Услышав об этом, Иван Васильевич ощутил, что его ненависть к Франции-сопернице вообще и к Генриху Валуа в частности постепенно утихает. К его брату Карлу он вообще испытывал почти теплые чувства, особенно когда по Европе разнеслась весть о кровавой резне, учиненной им против гугенотов. Новый жупел появился! Такого разбоя русский царь не устраивал даже в Новгороде. Вот уж воистину – без ума тот, кто пролил столько крови! Правда, осуждающие разговоры против Карла смолкли значительно скорее, чем хотелось бы Ивану Васильевичу. Это и понятно: в Европе всем заправляла римская церковь, всячески одобрявшая погубление протестантов. Своих-то, как известно, не судят строго, поэтому Варфоломеевскую ночь быстренько окунули в Лету.

Надежды на иной исход затянувшейся, тягостной войны, на присоединение к России новых земель, покорность надменной Польши воодушевили государя настолько, что он даже помолодел. Единственное, о чем жалел сейчас, это об отсутствии рядом Анницы. Уж она бы разделила с мужем радость, как умела делить его беды и горести! Однако на сей раз царь благоразумно оставил жену дома: она была беременна.

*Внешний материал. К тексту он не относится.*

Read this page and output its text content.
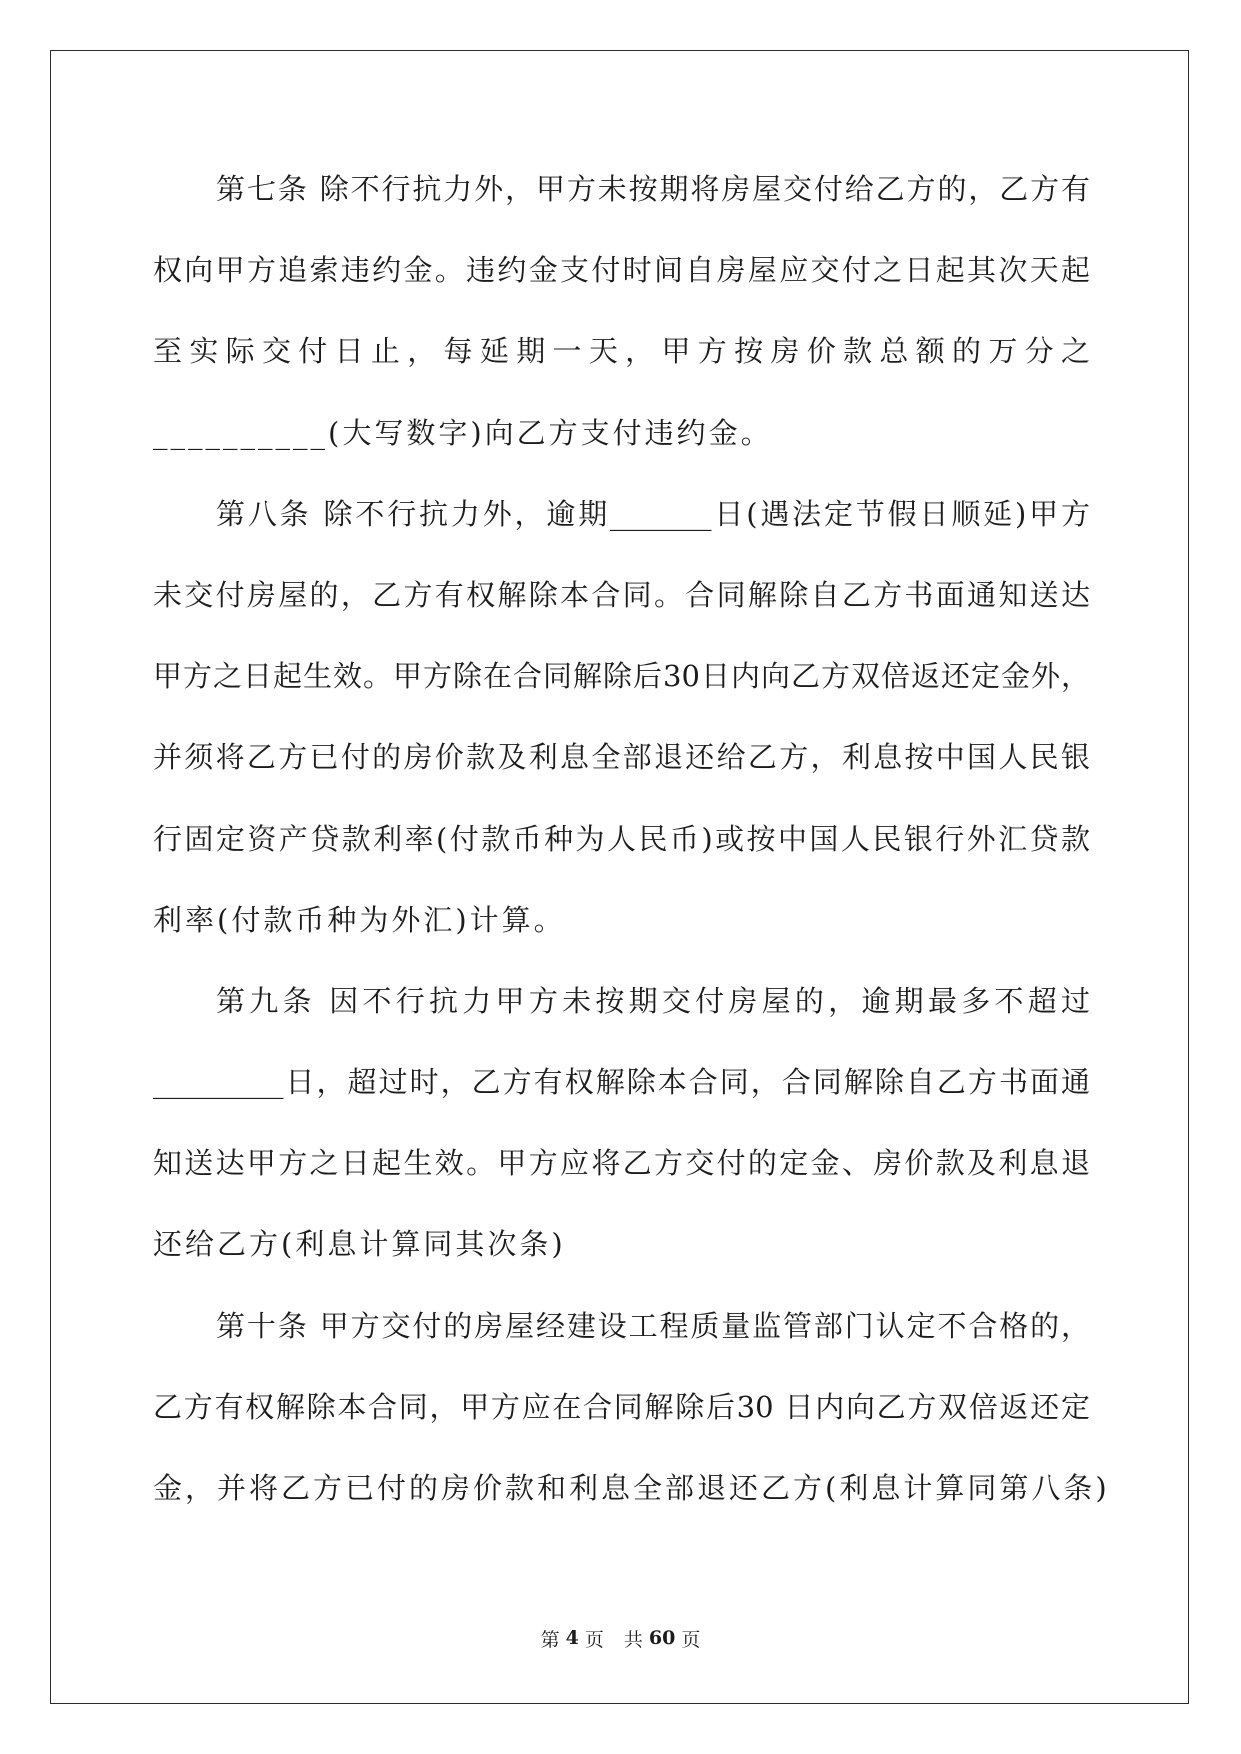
第七条 除不行抗力外，甲方未按期将房屋交付给乙方的，乙方有
权向甲方追索违约金。违约金支付时间自房屋应交付之日起其次天起
至实际交付日止，每延期一天，甲方按房价款总额的万分之
__________(大写数字)向乙方支付违约金。
第八条 除不行抗力外，逾期_______日(遇法定节假日顺延)甲方
未交付房屋的，乙方有权解除本合同。合同解除自乙方书面通知送达
甲方之日起生效。甲方除在合同解除后30日内向乙方双倍返还定金外，
并须将乙方已付的房价款及利息全部退还给乙方，利息按中国人民银
行固定资产贷款利率(付款币种为人民币)或按中国人民银行外汇贷款
利率(付款币种为外汇)计算。
第九条 因不行抗力甲方未按期交付房屋的，逾期最多不超过
_________日，超过时，乙方有权解除本合同，合同解除自乙方书面通
知送达甲方之日起生效。甲方应将乙方交付的定金、房价款及利息退
还给乙方(利息计算同其次条)
第十条 甲方交付的房屋经建设工程质量监管部门认定不合格的，
乙方有权解除本合同，甲方应在合同解除后30 日内向乙方双倍返还定
金，并将乙方已付的房价款和利息全部退还乙方(利息计算同第八条)
第 4 页 共 60 页
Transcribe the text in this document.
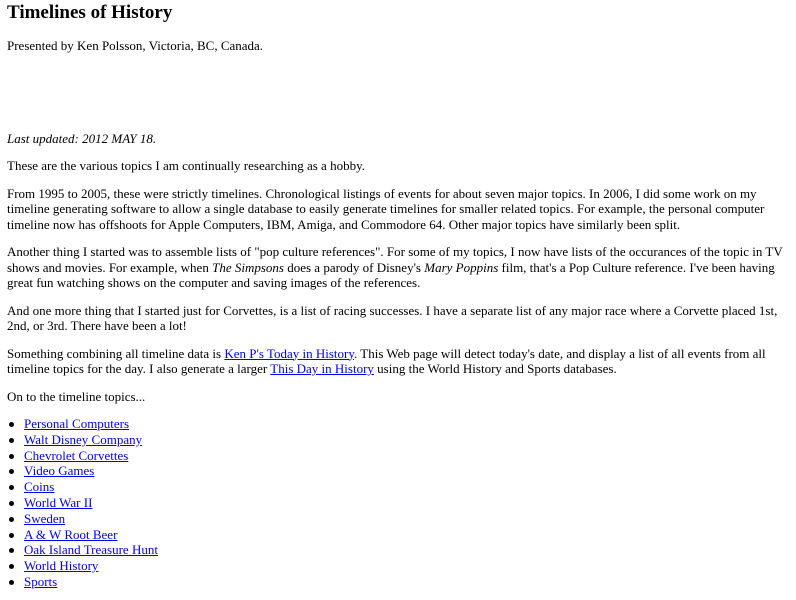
Timelines of History

Presented by Ken Polsson, Victoria, BC, Canada.

Last updated: 2012 MAY 18.

These are the various topics I am continually researching as a hobby.

From 1995 to 2005, these were strictly timelines. Chronological listings of events for about seven major topics. In 2006, I did some work on my timeline generating software to allow a single database to easily generate timelines for smaller related topics. For example, the personal computer timeline now has offshoots for Apple Computers, IBM, Amiga, and Commodore 64. Other major topics have similarly been split.

Another thing I started was to assemble lists of "pop culture references". For some of my topics, I now have lists of the occurances of the topic in TV shows and movies. For example, when The Simpsons does a parody of Disney's Mary Poppins film, that's a Pop Culture reference. I've been having great fun watching shows on the computer and saving images of the references.

And one more thing that I started just for Corvettes, is a list of racing successes. I have a separate list of any major race where a Corvette placed 1st, 2nd, or 3rd. There have been a lot!

Something combining all timeline data is Ken P's Today in History. This Web page will detect today's date, and display a list of all events from all timeline topics for the day. I also generate a larger This Day in History using the World History and Sports databases.

On to the timeline topics...

Personal Computers
Walt Disney Company
Chevrolet Corvettes
Video Games
Coins
World War II
Sweden
A & W Root Beer
Oak Island Treasure Hunt
World History
Sports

Вот уж чего меньше всего он мог ожидать, на что надеяться… Сыновья взрослые, впору внуков нянчить, а тут вдруг зачалось дитя. Первое время Иван Васильевич даже верить в такое диво опасался, донимал верного Елисея придирками, изводил повивальных бабок, однако все в один голос твердили: государыня Анна Алексеевна в тягости, и, если Бог даст…

А Он не дал. Не дал!

Воротясь в Александрову слободу, государь застал жену в постели, с трудом отходящую после тяжелого выкидыша. Сразу забилась в голове привычная мысль об отраве, однако на поверку дело оказалось проще: Анница оступилась на лестнице и пересчитала ступеньки, никто и ахнуть не успел. Чудо, как шею не сломала, чудо, как сама осталась жива после такого пролития крови. Бомелий, явившийся из похода с государем, даже головой покачал недоверчиво: выживет ли, мол, государыня? – однако тотчас принялся врачевать ее и успокаивать: дело ваше молодое, царица Анна Алексеевна, небось деток еще нарожаете, успеете! Однако из опочивальни царицыной выходил он с унылым лицом, да еще какая-то из повивальных бабок не выдержала – распустила язык: напрасны, мол, царицыны надежды, не бывать ей, бедняжке, больше матерью! Слухи эти, разумеется, дошли до Ивана Васильевича и лишь усугубили то подавленное состояние, в котором он находился.